OUTPUT_SINKS = {'Aggregate': <class 'muse.outputs.sinks.YearlyAggregate'>, 'Csv': <function to_csv>, 'Excel': <function to_excel>, 'FiniteResourceLogger': <function finite_resource_logger>, 'Nc': <function to_netcdf>, 'Netcdf': <function to_netcdf>, 'ToCsv': <function to_csv>, 'ToExcel': <function to_excel>, 'ToNetcdf': <function to_netcdf>, 'Xlsx': <function to_excel>, 'YearlyAggregate': <class 'muse.outputs.sinks.YearlyAggregate'>, 'Yearlyaggregate': <class 'muse.outputs.sinks.YearlyAggregate'>, 'aggregate': <class 'muse.outputs.sinks.YearlyAggregate'>, 'csv': <function to_csv>, 'excel': <function to_excel>, 'finite-resource-logger': <function finite_resource_logger>, 'finiteResourceLogger': <function finite_resource_logger>, 'finite_resource_logger': <function finite_resource_logger>, 'finiteresourcelogger': <function finite_resource_logger>, 'nc': <function to_netcdf>, 'netcdf': <function to_netcdf>, 'to-csv': <function to_csv>, 'to-excel': <function to_excel>, 'to-netcdf': <function to_netcdf>, 'toCsv': <function to_csv>, 'toExcel': <function to_excel>, 'toNetcdf': <function to_netcdf>, 'to_csv': <function to_csv>, 'to_excel': <function to_excel>, 'to_netcdf': <function to_netcdf>, 'tocsv': <function to_csv>, 'toexcel': <function to_excel>, 'tonetcdf': <function to_netcdf>, 'xlsx': <function to_excel>}

Stores a quantity somewhere.

OUTPUT_SINK_SIGNATURE

Signature of functions used to save quantities.

alias of Callable[[DataArray | DataFrame, int, Any], str | None]

class YearlyAggregate(final_sink=None, sector='', axis='year', **kwargs)[source]

Bases: object

Incrementally aggregates data from year to year.

factory(parameters, sector_name='default')[source]
finite_resource_logger(data, year, early_exit=False, **kwargs)[source]
register_output_sink(function=None)[source]

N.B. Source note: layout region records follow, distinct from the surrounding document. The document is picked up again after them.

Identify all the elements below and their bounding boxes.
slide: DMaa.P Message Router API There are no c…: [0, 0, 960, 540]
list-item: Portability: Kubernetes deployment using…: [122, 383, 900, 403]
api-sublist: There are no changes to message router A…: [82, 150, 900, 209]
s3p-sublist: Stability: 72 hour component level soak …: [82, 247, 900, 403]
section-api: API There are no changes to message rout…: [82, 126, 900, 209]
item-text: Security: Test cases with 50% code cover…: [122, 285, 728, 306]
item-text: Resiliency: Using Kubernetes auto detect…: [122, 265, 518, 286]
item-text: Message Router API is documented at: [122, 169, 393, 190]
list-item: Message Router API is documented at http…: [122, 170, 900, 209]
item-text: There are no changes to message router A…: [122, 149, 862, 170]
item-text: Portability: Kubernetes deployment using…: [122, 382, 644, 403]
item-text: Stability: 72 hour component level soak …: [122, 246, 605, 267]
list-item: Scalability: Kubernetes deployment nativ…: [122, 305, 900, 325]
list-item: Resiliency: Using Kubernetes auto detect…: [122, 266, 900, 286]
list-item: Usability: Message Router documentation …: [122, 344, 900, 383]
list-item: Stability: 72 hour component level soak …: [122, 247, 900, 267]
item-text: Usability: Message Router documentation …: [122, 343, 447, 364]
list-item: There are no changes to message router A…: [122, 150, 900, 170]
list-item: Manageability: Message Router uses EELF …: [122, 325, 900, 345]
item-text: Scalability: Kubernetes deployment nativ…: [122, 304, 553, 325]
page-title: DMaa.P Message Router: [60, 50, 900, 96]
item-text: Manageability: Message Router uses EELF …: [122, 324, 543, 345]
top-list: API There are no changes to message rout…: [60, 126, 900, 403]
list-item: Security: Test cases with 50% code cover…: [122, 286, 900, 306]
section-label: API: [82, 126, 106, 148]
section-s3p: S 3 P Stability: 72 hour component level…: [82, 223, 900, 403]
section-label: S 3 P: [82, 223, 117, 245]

Registers a function to save quantities.

sink_to_file(suffix)[source]

Simplifies sinks to files.

The decorator takes care of figuring out the path to the file, as well as trims the configuration dictionary to include only parameters for the sink itself. The decorated function returns the path to the output file.

standardize_quantity(function)[source]

Helps standardize how the quantities are specified.

This decorator adds three keyword arguments to an input function:

The three functions are applied in the order given, assuming an input is specified.

to_csv(quantity, filename, **params)[source]

Saves data array to csv format, using pandas.to_csv.

Parameters:
  • quantity – The data to be saved

  • filename – File to which the data should be saved

  • params – A configuration dictionary accepting any argument to pandas.to_csv

to_excel(quantity, filename, **params)[source]

Saves data array to csv format, using pandas.to_excel.

Parameters:
  • quantity – The data to be saved

  • filename – File to which the data should be saved

  • params – A configuration dictionary accepting any argument to pandas.to_excel

to_netcdf(quantity, filename, **params)[source]

Saves data array to csv format, using xarray.to_netcdf.

Parameters:
  • quantity – The data to be saved

  • filename – File to which the data should be saved

  • params – A configuration dictionary accepting any argument to xarray.to_netcdf

Module contents

register_output_sink(function=None)[source]

Registers a function to save quantities.